BELLUNO – Colpo di scena nella vicenda del Sindaco in esilio che sta diventando un caso nazionale e approderà fra meno di un mese sui banchi della Cassazione. Il primo cittadino della
Regina delle Dolomiti sceglie il processo. “Voglio che la mia innocenza sia dimostrata davanti ai giudici” dice annunciando la decisione di rinunciare all’udienza preliminare che avrebbe dovute
decidere tra archiviazione e rinvio a giudizio. “Sono accusato di aver debordato dal mio ruolo di Sindaco. Il dibattimento sarà il luogo per dimostrare che ho agito bene”. Il Sindaco, dopo
essersi confrontato con i suoi legali,  ha richiesto al Tribunale di Belluno di procedere con rito immediato, saltando così l’udienza preliminare fissata per l’8 di ottobre.

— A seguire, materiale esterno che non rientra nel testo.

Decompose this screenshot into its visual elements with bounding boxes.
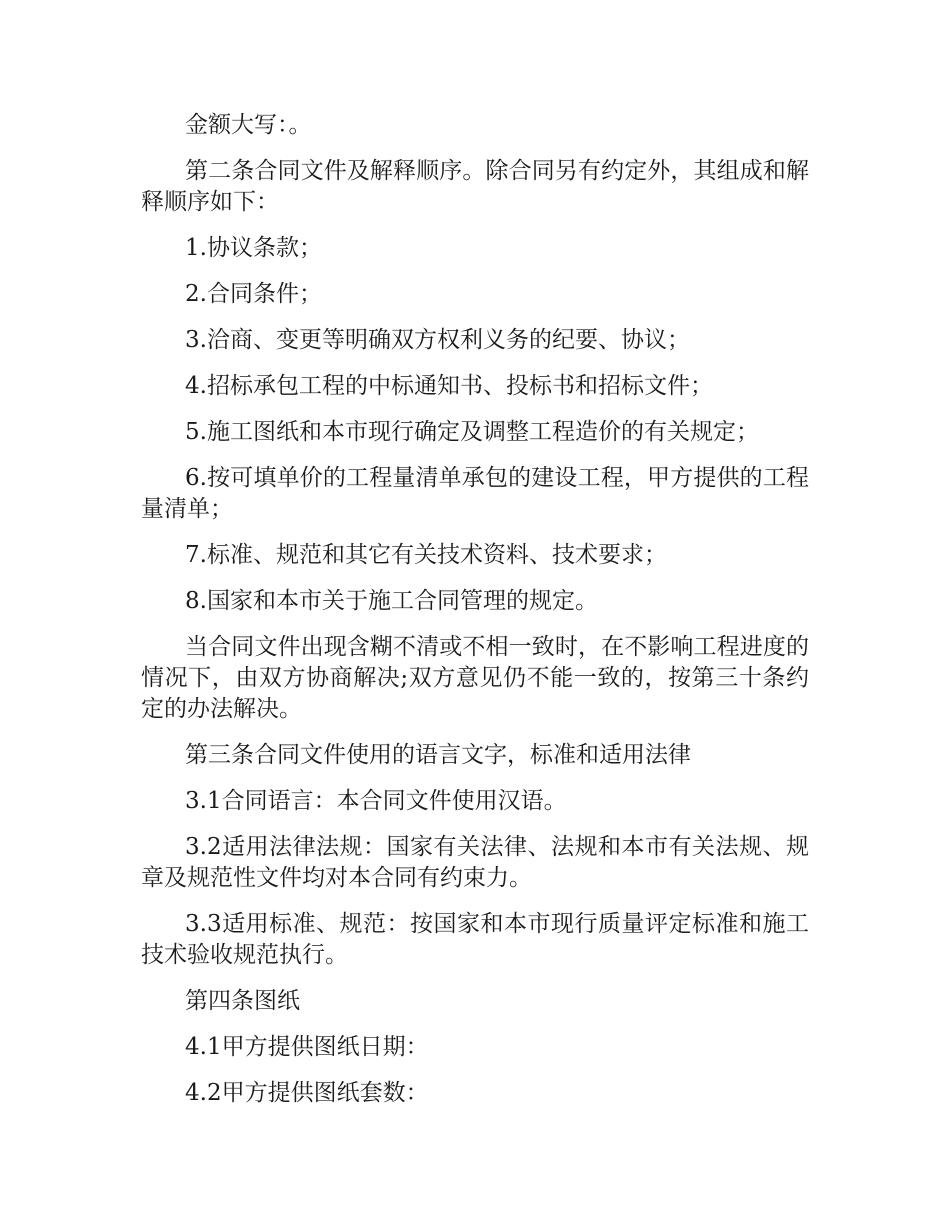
list-item-5: 5.施工图纸和本市现行确定及调整工程造价的有关规定； — [185, 419, 759, 445]
paragraph-conflict-resolution: 当合同文件出现含糊不清或不相一致时，在不影响工程进度的情况下，由双方协商解决;双方意见仍不能一致的，按第三十条约定的办法解决。 — [141, 634, 809, 722]
list-item-8: 8.国家和本市关于施工合同管理的规定。 — [185, 588, 598, 614]
list-item-3: 3.洽商、变更等明确双方权利义务的纪要、协议； — [185, 327, 690, 353]
clause-3-3: 3.3适用标准、规范：按国家和本市现行质量评定标准和施工技术验收规范执行。 — [141, 911, 809, 968]
paragraph-article-3-heading: 第三条合同文件使用的语言文字，标准和适用法律 — [185, 742, 691, 768]
clause-4-1: 4.1甲方提供图纸日期： — [185, 1034, 429, 1060]
paragraph-article-2-heading: 第二条合同文件及解释顺序。除合同另有约定外，其组成和解释顺序如下： — [141, 158, 809, 215]
paragraph-amount-in-words: 金额大写：。 — [185, 112, 312, 138]
clause-3-1: 3.1合同语言：本合同文件使用汉语。 — [185, 788, 567, 814]
list-item-2: 2.合同条件； — [185, 281, 322, 307]
clause-4-2: 4.2甲方提供图纸套数： — [185, 1080, 429, 1106]
list-item-4: 4.招标承包工程的中标通知书、投标书和招标文件； — [185, 373, 713, 399]
document-body — [141, 110, 809, 1124]
paragraph-article-4-heading: 第四条图纸 — [185, 988, 300, 1014]
clause-3-2: 3.2适用法律法规：国家有关法律、法规和本市有关法规、规章及规范性文件均对本合同有约束力。 — [141, 834, 809, 891]
list-item-7: 7.标准、规范和其它有关技术资料、技术要求； — [185, 542, 667, 568]
list-item-1: 1.协议条款； — [185, 235, 322, 261]
list-item-6: 6.按可填单价的工程量清单承包的建设工程，甲方提供的工程量清单； — [141, 465, 809, 522]
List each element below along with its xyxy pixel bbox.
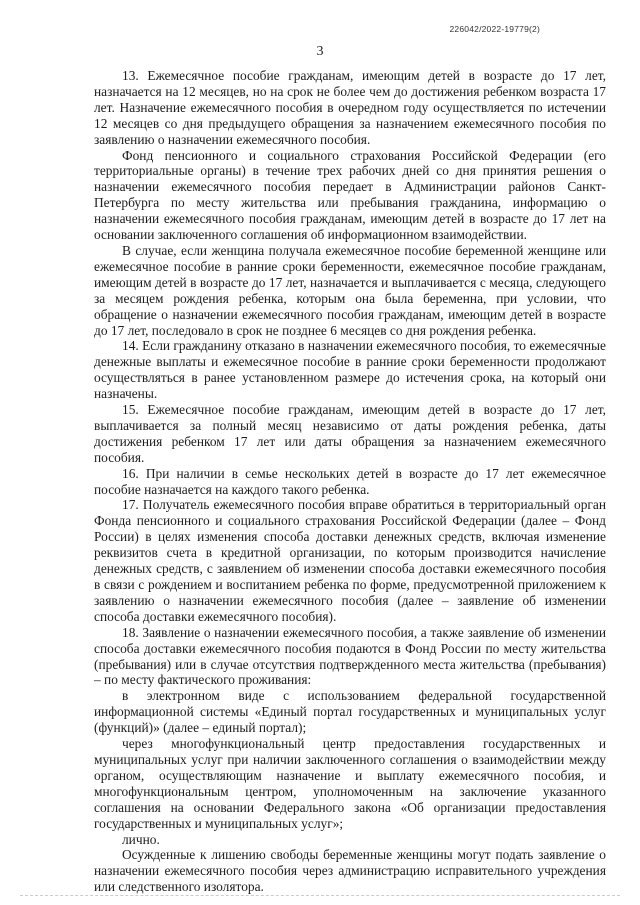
paragraph-16: 16. При наличии в семье нескольких детей в возрасте до 17 лет ежемесячное пособие назначается на каждого такого ребенка. (94, 465, 606, 497)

“Con l’esilio dal mia paese, misura che prima d’ora non era mai stata applicata a nessun Sindaco per un periodo così prolungato,  sto infatti pagando un prezzo altissimo prima ancora
di aver iniziato a difendermi. Ben venga il processo, che anzi mi auguro che possa iniziare presto”.
Franceschi non teme il processo, quindi, ma lo accelera per arrivare subito al dibattimento sull’esito del quale il Sindaco nutre piena fiducia. “Faremo luce su tutti i passaggi che hanno
sollevato perplessità e, ne sono convinto, con il tempo e la capacità di approfondire che il dibattimento  offre riusciremo a spiegare la correttezza del mio operato e di
quello di tutta la Giunta”.
“Se anche così non fosse, non sarei io a perdere, ma tutti i Sindaci d’Italia che si riconoscono nella mia storia e continuano ad esprimermi la loro totale solidarietà. Se suggerire
modifiche ad un bando per risparmiare soldi del Comune o indicare ad un vigile di non tartassare i cittadini con l’autovelox è un reato, allora vuol dire che amministrare un territorio
è un’attività criminale e che gli unici a poter influire sull’amministrazione dei Comuni saranno dei funzionari non eletti e che non rispondono a nessuno. Ne prenderei atto, vedendo
un altro pezzo della Repubblica finire male, ma continuerei a girare a testa alta tra i miei concittadini”.